Tonganoxie police station, City Hall discussion trudges on
Council approves appraisal bids, tentative budget
The Tonganoxie City Council approved the setting of a budget for an updated City Hall and police station, along with the appraisal bids for a church that could be the new home for the police department.
About 20 people were in attendance, some voicing opposition to a police move to the current Cornerstone Family Worship at Sixth and Church streets.
The council voted, 4-1, to set a combined $1.1 million budget for renovations for a new Tonganoxie City Hall and a new Tonganoxie Police Department. A new City Hall would go in the former U.S. Post Office on Fourth Street, while the police department would move into the former church.
The city purchased Tan Time, which moved into the former post office, for $53,700. The city still is looking at purchasing the church. Cornerstone officials recently gave the city permission to mention its initial asking price of $275,000 in its public meeting.
Some residents questioned whether that asking price was too high at the last meeting.
On Monday the council also voted, 4-1, to approve two bids for independent appraisers to assess the building’s value. Aul Appraisals of Lawrence had the low bid of $1,750. Bliss Appraisal of Kansas City, Mo. had the second-lowest bid.
Council Member Curtis Oroke asked why local appraisers weren’t on the list. City Administrator Nathan McCommon said he pursued appraisers outside of Tonganoxie to offer bids with a third-party view of the situation.
Council Member Jim Truesdell cast the opposing vote for both issues.
Resident Karen Seymour voiced concerns about the police department potentially being moved to a residential area. The church is situated in a neighborhood a block west of U.S. Highway 24-40.
Seymour pushed for the city to pursue the former elementary school on Fourth Street and keep the police station in the downtown area.
Mayor Jason Ward said that option has been evaluated but wasn’t deemed feasible.
Dennis Bixby, former Tonganoxie City Council member and current Leavenworth County commissioner, said he had concerns about narrow streets around the church, along with culvert drainage. He said that would mean more costs for the city.
Council Member Kara Reed, however, questioned whether those improvements were mandatory. McCommon said those were not requirements if the station were to move there.
Residents spoke about their concerns of the station relocating to a neighborhood and bringing with it increased traffic.
Police Chief Jeff Brandau contended that traffic likely would be reduced with a police department move to a repurposed church.
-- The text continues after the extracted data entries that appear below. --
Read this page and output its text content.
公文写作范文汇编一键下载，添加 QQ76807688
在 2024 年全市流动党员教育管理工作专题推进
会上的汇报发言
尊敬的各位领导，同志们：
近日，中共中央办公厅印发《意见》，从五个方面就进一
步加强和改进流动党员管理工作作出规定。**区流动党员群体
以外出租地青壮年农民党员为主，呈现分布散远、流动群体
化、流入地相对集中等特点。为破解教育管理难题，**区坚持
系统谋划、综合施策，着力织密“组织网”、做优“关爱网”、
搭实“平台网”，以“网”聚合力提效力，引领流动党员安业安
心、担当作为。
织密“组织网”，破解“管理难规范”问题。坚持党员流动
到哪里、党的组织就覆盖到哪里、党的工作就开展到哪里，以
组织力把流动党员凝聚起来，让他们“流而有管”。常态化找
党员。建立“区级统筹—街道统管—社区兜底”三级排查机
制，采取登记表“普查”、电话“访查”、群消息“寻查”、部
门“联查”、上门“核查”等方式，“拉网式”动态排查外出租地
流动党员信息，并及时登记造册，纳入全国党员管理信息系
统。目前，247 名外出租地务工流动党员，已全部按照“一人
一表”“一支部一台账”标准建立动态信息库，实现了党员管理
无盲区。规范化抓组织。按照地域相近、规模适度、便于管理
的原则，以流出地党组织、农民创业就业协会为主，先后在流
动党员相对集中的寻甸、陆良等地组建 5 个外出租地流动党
He said the church has its share of traffic daily and that the police station likely would have less traffic.
The current total project estimate for the two buildings from HTK Architects is $1.021 million, with the lion’s share being for the police station. HTK earmarked $200,000 for renovation costs and $30,000 for furniture at the new City Hall. The remaining budget basically is for the police station.
The city approved the $1.1 million budget for contingency planning, which would not require an increase in taxes to cover funding, according to city officials.